The 1969 edition was enlarged by almost 200 pages and completely redesigned with numerous additional recipes, including “a quantity of basic recipes designed to give greater emphasis to fundamental procedures, a fuller selection of supper dishes, a greater assortment of speedy-meal recipes and an enlarged section on menu planning and entertaining.” This edition also featured a dust jacket cover image supplied by Dominion Stores and a lavish basket of fresh vegetables photographed by Peter Croydon. The dust jacket was also “bound in pyroxylin coating which may be wiped clean with a damp cloth.” This edition could be purchased for $5.95.

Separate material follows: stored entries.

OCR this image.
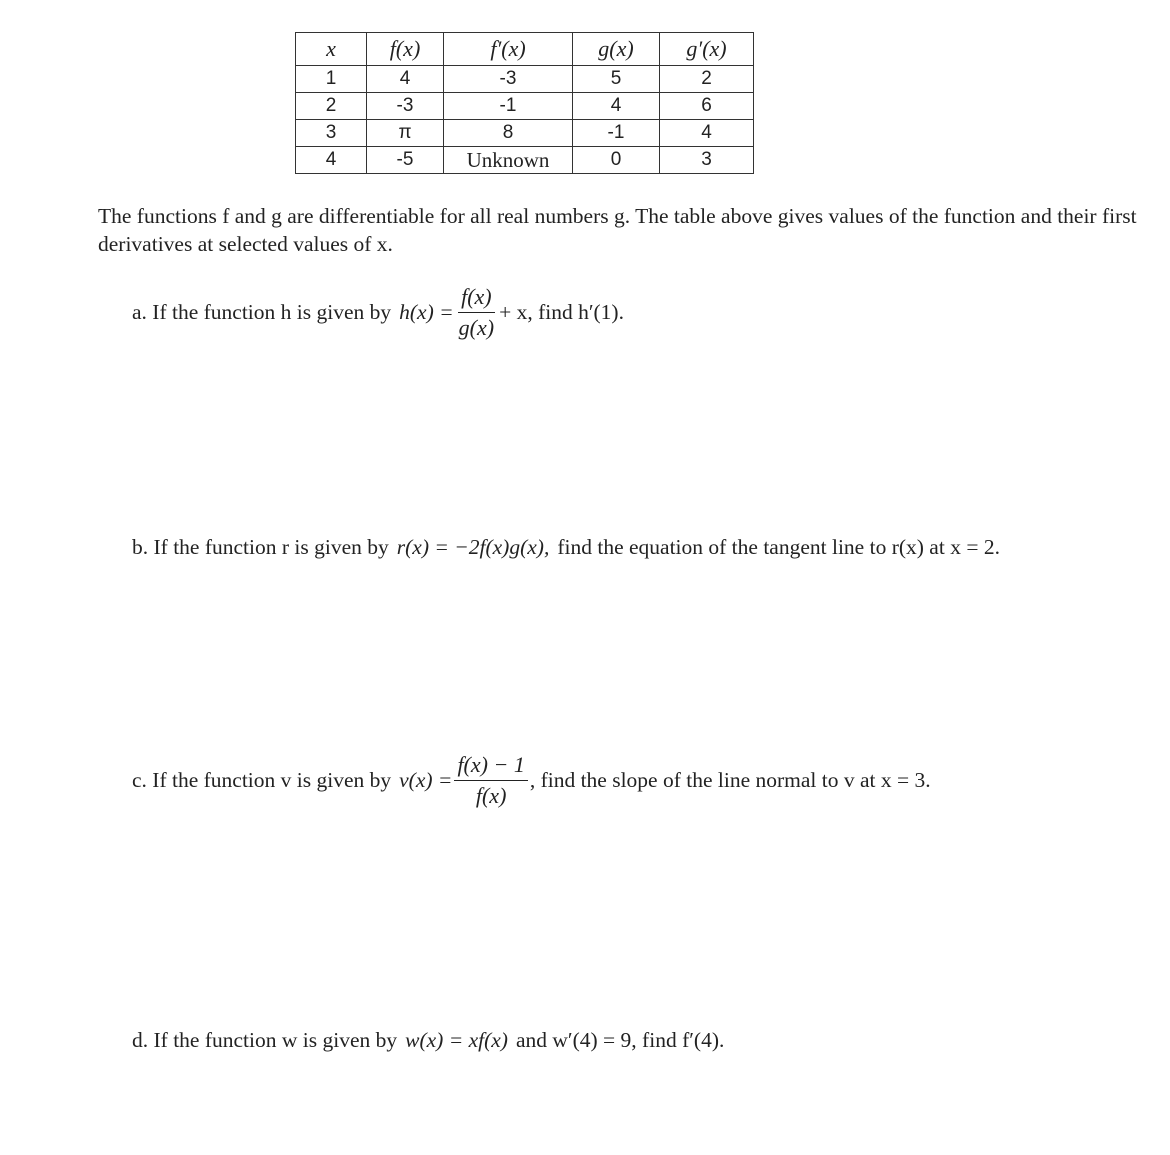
x	f(x)	f′(x)	g(x)	g′(x)
1	4	-3	5	2
2	-3	-1	4	6
3	π	8	-1	4
4	-5	Unknown	0	3
The functions f and g are differentiable for all real numbers g. The table above gives values of the function and their first derivatives at selected values of x.
a. If the function h is given by $h(x) = \frac{f(x)}{g(x)} + x$, find h′(1).
b. If the function r is given by r(x) = −2f(x)g(x), find the equation of the tangent line to r(x) at x = 2.
c. If the function v is given by $v(x) = \frac{f(x) - 1}{f(x)}$ , find the slope of the line normal to v at x = 3.
d. If the function w is given by w(x) = xf(x) and w′(4) = 9, find f′(4).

The Ryerson Press was sold to The McGraw-Hill Book Company of Canada in 1970 and the Canadian Cook Book continued to be a best seller. The last edition was published in 1977. The authors state that, “Nutrition and economy determined the selection of recipes in this edition. Practical alternatives are given for foods likely to contribute to such problems as obesity; basic nutritional needs may be met, for instance, by using powdered skim milk instead of fresh whole milk wherever feasible as a way to cut down on cost while maintaining optimal food value. Subjects such as home canning and freezing are extensively covered, as is the preparation of mixes for making bread using whole grains for added nutrition. Salt quantities have been reduced in many recipes as personal taste and diets vary. While the book contains recipes for cakes, candies and cookies, as well as for certain foods that may be expensive, there are many more recipes for economical dishes that contribute to a balanced and nutritional diet.”
Nellie Lyle Pattinson (1873-1953) was educated in Bowmanville, Ontario, and became Director of Domestic Science at Central Technical School in Toronto, Ontario.
Helen Wattie (1911-2009) was a graduate of the University of Toronto and a former school principal in Kirkland Lake, Ontario. She joined CUSO and taught for two years at a teachers’ college in Ghana and at Ryerson Polytechnical Institute in the 1950s. She travelled extensively, gleaning new recipes and exciting ideas about food.
Elinor Donaldson-Whyte graduated from the University of Toronto. She was a nutritionist and worked in the field of community health. She was also a member of the Canadian Dietetic Association and the Canadian Home Economics Association. She taught high school and at Ryerson Polytechnical Institute.